“Perbanyak tulisan positif yang bikin rakyat semangat,“ himbau Presiden Republik Indonesia Joko Widodo kepada Kompasianer di sela-sela pergantian pose untuk foto bersama seusai santap siang di Istana Negara pada 19 Mei 2015.
Sebulan kemudian, tepatnya 25 Juni 2015, Presiden mengeluarkan Instruksi Presiden Nomor 9 Tahun 2015 tentang Pengelolaan Komunikasi Publik. Inpres ini diterbitkan untuk menunjang keberhasilan Kabinet Kerja, menyerap aspirasi publik, dan mempercepat penyampaian informasi tentang kebijakan dan program pemerintah.

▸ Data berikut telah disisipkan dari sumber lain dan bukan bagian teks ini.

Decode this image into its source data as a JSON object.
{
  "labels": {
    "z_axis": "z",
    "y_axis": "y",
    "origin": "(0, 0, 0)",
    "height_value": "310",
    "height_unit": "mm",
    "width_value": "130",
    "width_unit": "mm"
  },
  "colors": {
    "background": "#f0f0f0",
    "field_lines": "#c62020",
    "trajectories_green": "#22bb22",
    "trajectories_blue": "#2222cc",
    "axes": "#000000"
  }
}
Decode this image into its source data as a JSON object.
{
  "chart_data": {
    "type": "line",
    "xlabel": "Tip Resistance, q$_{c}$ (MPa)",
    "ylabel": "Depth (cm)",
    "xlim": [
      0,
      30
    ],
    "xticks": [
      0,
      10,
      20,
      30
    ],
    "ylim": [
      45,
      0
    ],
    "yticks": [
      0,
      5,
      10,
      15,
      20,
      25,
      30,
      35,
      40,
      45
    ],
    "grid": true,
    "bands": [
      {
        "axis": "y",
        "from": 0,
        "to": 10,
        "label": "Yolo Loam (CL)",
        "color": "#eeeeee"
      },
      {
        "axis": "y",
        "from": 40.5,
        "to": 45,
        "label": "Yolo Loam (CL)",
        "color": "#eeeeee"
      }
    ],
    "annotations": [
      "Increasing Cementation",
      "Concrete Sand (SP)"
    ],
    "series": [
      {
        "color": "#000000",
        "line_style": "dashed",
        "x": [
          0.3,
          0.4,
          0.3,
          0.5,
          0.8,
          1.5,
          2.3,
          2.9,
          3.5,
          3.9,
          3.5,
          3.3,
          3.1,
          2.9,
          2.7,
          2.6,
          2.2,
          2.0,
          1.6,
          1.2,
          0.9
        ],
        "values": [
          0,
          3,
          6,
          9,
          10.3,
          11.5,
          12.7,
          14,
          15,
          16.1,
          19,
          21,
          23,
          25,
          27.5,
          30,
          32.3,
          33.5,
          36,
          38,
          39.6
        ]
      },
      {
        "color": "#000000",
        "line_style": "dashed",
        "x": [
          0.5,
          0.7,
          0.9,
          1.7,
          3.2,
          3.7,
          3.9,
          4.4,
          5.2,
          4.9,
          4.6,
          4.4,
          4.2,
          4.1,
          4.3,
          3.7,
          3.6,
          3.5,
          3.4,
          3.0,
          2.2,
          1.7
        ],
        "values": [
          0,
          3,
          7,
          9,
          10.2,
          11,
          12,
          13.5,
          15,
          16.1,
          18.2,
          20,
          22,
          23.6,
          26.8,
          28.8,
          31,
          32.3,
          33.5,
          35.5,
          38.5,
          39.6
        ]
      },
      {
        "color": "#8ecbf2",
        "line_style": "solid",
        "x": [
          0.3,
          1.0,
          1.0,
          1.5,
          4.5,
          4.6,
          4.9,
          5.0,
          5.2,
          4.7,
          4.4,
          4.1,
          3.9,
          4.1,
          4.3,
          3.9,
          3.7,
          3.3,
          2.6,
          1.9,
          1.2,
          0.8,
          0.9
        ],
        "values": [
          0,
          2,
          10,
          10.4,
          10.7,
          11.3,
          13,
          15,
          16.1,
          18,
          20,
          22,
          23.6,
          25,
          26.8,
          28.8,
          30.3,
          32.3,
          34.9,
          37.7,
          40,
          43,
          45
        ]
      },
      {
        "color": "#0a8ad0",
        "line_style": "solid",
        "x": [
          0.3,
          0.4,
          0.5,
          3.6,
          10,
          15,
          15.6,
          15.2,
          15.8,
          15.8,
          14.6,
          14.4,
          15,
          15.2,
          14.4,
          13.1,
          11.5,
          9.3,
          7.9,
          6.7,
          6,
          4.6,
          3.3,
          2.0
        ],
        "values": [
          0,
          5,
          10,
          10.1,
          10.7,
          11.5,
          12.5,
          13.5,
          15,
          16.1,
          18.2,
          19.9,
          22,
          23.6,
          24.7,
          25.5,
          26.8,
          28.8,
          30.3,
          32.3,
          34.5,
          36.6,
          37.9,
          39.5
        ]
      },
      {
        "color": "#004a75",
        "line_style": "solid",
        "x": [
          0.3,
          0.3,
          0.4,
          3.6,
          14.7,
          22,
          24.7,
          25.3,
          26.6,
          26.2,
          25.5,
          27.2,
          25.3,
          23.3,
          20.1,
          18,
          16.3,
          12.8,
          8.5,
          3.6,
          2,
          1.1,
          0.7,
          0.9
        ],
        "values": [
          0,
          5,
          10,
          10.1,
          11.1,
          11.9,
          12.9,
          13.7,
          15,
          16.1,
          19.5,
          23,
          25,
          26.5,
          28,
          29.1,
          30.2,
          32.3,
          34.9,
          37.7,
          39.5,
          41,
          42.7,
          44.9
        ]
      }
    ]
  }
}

Kemudian, berdasarkan Inpres tersebut, Kementerian Komunikasi dan Informatika Republik Indonesia meluncurkan program Government Public Relations(GPR). Program yang termasuk prioritas kerja Kemkominfo ini diluncurkan untuk memastikan masyarakat mengetahui apa yang dilakukan pemerintah dan berpartisipasi dalam pembangunan.
Keterlibatan masyarakat dalam program GPR pastinya bukan sekadar menyampaikan keberhasilan-keberhasilan yag berhasil dicapai oleh pemerintah. Tetapi, lebih dari itu, partisipan GPR pun ditantang untuk mampu melawan isu-isu yang berpotensi merongrong kredibilitas pemerintah.
Mendukung Pemerintah Bukan Berarti Membigotkan Diri
GPR yang digadang oleh Kemkominfo pastinya tidak lepas dari hiruk-pikuk kehidupan dunia maya, khususnya media sosial. Di dunia inilah warga maya partisipan GPR bergelut dengan berbagai isu, baik itu isu positif maupun isu negatif.
Menariknya, sama seperti paradigma “bad news is good news” yang melekat pada media arus utama, media sosial pun menganut paradigma ini. Setiap kali muncul konten negatif, tanpa ragu lagi warga maya langsung menelannya mentah-mentah dan langsung men-share-nya.
Tidak masalah kalau konten yang di-postingitu bermuatan kritik atau masukan. Justru konten tersebut berdampak positif bagi pemerintah, bahkan sangat dibutuhkan. Artikel berjudul “Demo 4 November 2016: Kemampuan Komunikasi Jokowi Akan Diuji” yang ditayangkan di Kompasiana pada 29 Oktober 2016 ini misalnya. Dalam artikel tersebut berisikan prediksi terkait unjuk rasa 411 dan masukan bagi presiden.
Prediksi yang dituliskan dalam artikel tersebut akhirnya terbukti saat unjuk rasa besar-besaran digelar pada 4 November 2016. Bahkan, jumlah pendemo yang diprediksikan dalam artikel tersebut jauh lebih akurat dibanding informasi intelijen yang dipasok kepada Presiden. Dalam artikel tersebut diprediksikan jumlah pendemo mencapai ratusan ribu orang. Sementara informasi intelijen yang dterima Jokowi hanya sebanyak 18.000.
Demikian juga dengan artikel yang memberi masukan kepada Jokowi dan petinggi negara lainnya untuk tidak asal mengeluarkan pernyataan terkait aktor di balik aksi 411. Saran yang dituliskan dalam artikel yang ditayangkan 3 hari sebelum aksi unras berlangsung sama persis dengan kritik dan masukanKetua PBNU Said Aqil Siradj 3 hari setelah unras digelar.
Dua artikel yang ditayangkan di Kompasiana tersebut hanya yang terkait dengan aksi 411. Di samping dua artikel tersebut, masih banyak lagi artikel yang memberi masukan kepada pemerintah. Informasi yang dijadikan bahan rujukan pun bukan hanya yang bersumber dari media, tetapi juga dari sejumlah pengamatan di lingkungan sekitar.